P.S.Thanks guys for supporting another addiction,my family thinks i'm crazy,all I talk about is plug making.Like Vodkaman said,going to the mall has taken on a new meaning,everything I look at is a potential color,stencil,or tool.
Posted 14 February 2008 - 11:45 PM
Come on guys,I know somebody on here knows something about paint
Posted 15 February 2008 - 12:25 AM
my advice is to google search this stuff… sorry for the lack of help but i'm in the same boat you are... from what i know though, acrylics and enamels shouldn't be mixed as acrylics are water based and enamels are oil based. acrylics also are apparently easier to work with than the other types.
Posted 15 February 2008 - 12:36 AM
Well, here's some info from Wikipedia: lacquer is a paint containing lacquer thinner and usually nitrocellulose (a wood product) with resins to provide flexibility. Acrylic latex is water based paint containing synthetic polymers like acrylic and vinyl acrylic as binders. It has no actual latex content. The more acrylic it has the better the paint and higher the price. Enamel is a generic term that nowadays means only "hard surface paint". It formerly was a term used to describe generic oil based paint but now there are water based "acylic enamels".
As to what primers/paints/clearcoats can be used in combination, it's a crap shoot unless you use matched products from one family of one manufacturer's coatings. You can largely avoid the issue by using epoxy as a waterproofer and a clearcoat (it is basically inert after curing) and sandwiching color between them. That lets you spray acrylic latex paint that contains no VOC's and has very few toxic effects. The other "school" of crankbait paint is lacquer based paints. They have a nice sheen and color quality that some prefer over acrylics, but of course you should wear a NIOSH approved face mask when spraying them. You have to experiment with solvent based coatings to see if they are compatible. It's not possible to tell from just reading the contents on the can. Typically, you need to use an extended drying time between solvent based coatings to allow all of the VOC's to evaporate before the next coating is applied.
IMO guys make crankbait paint harder than it has to be. I stick to epoxy or propionate for undercoats, acrylic for color, and Devcon 2T or Dick Nite polyurethane for clearcoat. It works for me and I don't have to worry about paint disasters very often.
Posted 15 February 2008 - 12:55 AM
Lacquer based paints will go over water based fine, but will melt oil based paints like rattle can enamels. Lacquer thinner is a solvent for enamels, but not for water based paints, and Lacquer thinner is the carrier for lacquer paints.

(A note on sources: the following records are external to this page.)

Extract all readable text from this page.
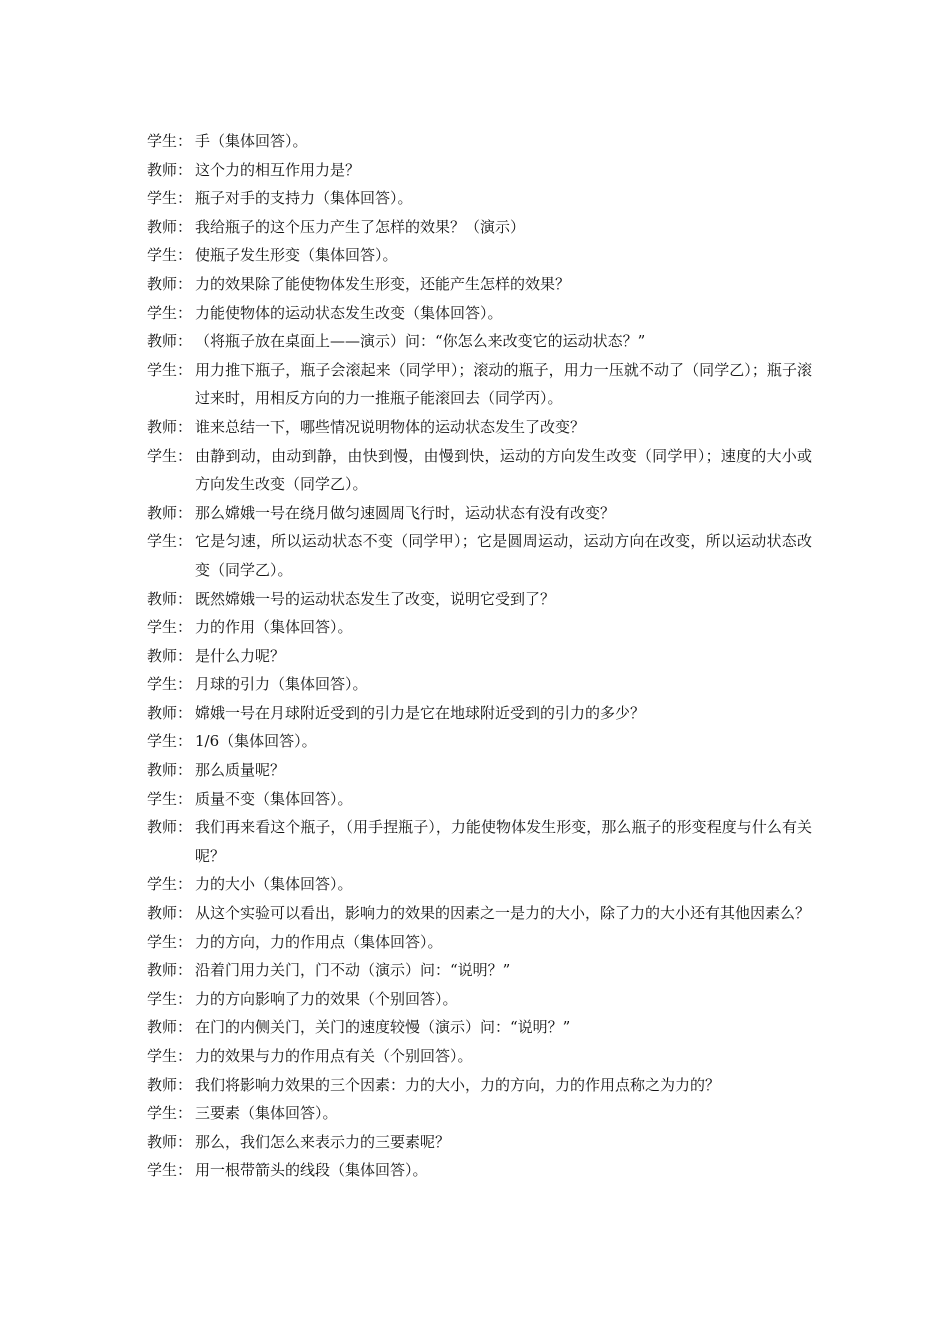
学生： 手（集体回答）。
教师： 这个力的相互作用力是？
学生： 瓶子对手的支持力（集体回答）。
教师： 我给瓶子的这个压力产生了怎样的效果？（演示）
学生： 使瓶子发生形变（集体回答）。
教师： 力的效果除了能使物体发生形变，还能产生怎样的效果？
学生： 力能使物体的运动状态发生改变（集体回答）。
教师： （将瓶子放在桌面上——演示）问：“你怎么来改变它的运动状态？”
学生： 用力推下瓶子，瓶子会滚起来（同学甲）；滚动的瓶子，用力一压就不动了（同学乙）；瓶子滚过来时，用相反方向的力一推瓶子能滚回去（同学丙）。
教师： 谁来总结一下，哪些情况说明物体的运动状态发生了改变？
学生： 由静到动，由动到静，由快到慢，由慢到快，运动的方向发生改变（同学甲）；速度的大小或方向发生改变（同学乙）。
教师： 那么嫦娥一号在绕月做匀速圆周飞行时，运动状态有没有改变？
学生： 它是匀速，所以运动状态不变（同学甲）；它是圆周运动，运动方向在改变，所以运动状态改变（同学乙）。
教师： 既然嫦娥一号的运动状态发生了改变，说明它受到了？
学生： 力的作用（集体回答）。
教师： 是什么力呢？
学生： 月球的引力（集体回答）。
教师： 嫦娥一号在月球附近受到的引力是它在地球附近受到的引力的多少？
学生： 1/6（集体回答）。
教师： 那么质量呢？
学生： 质量不变（集体回答）。
教师： 我们再来看这个瓶子，（用手捏瓶子），力能使物体发生形变，那么瓶子的形变程度与什么有关呢？
学生： 力的大小（集体回答）。
教师： 从这个实验可以看出，影响力的效果的因素之一是力的大小，除了力的大小还有其他因素么？
学生： 力的方向，力的作用点（集体回答）。
教师： 沿着门用力关门，门不动（演示）问：“说明？”
学生： 力的方向影响了力的效果（个别回答）。
教师： 在门的内侧关门，关门的速度较慢（演示）问：“说明？”
学生： 力的效果与力的作用点有关（个别回答）。
教师： 我们将影响力效果的三个因素：力的大小，力的方向，力的作用点称之为力的？
学生： 三要素（集体回答）。
教师： 那么，我们怎么来表示力的三要素呢？
学生： 用一根带箭头的线段（集体回答）。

Posted 16 February 2008 - 08:38 PM
Thanks guys for the replies.Bobp,that was what I was needing.I tried to do what you done but didn't come up with the same.I guess it helps if you know how to use a computer:lol:.Also thanks Mark Poulson,maybe one day i'll get that airbrush and won't have to worry about it too much,but it's rattle cans for now.....Robert
Posted 16 February 2008 - 09:44 PM
I use auto air paint for everything, but I really only paint jerckbaits. They have a ton of different color options. It is easy to work with, and easy to clean up. The auto air paint can be expensive though. Once I am finished painting the lure, I use FLex Coat Eplox. Make sure you use the LITE though.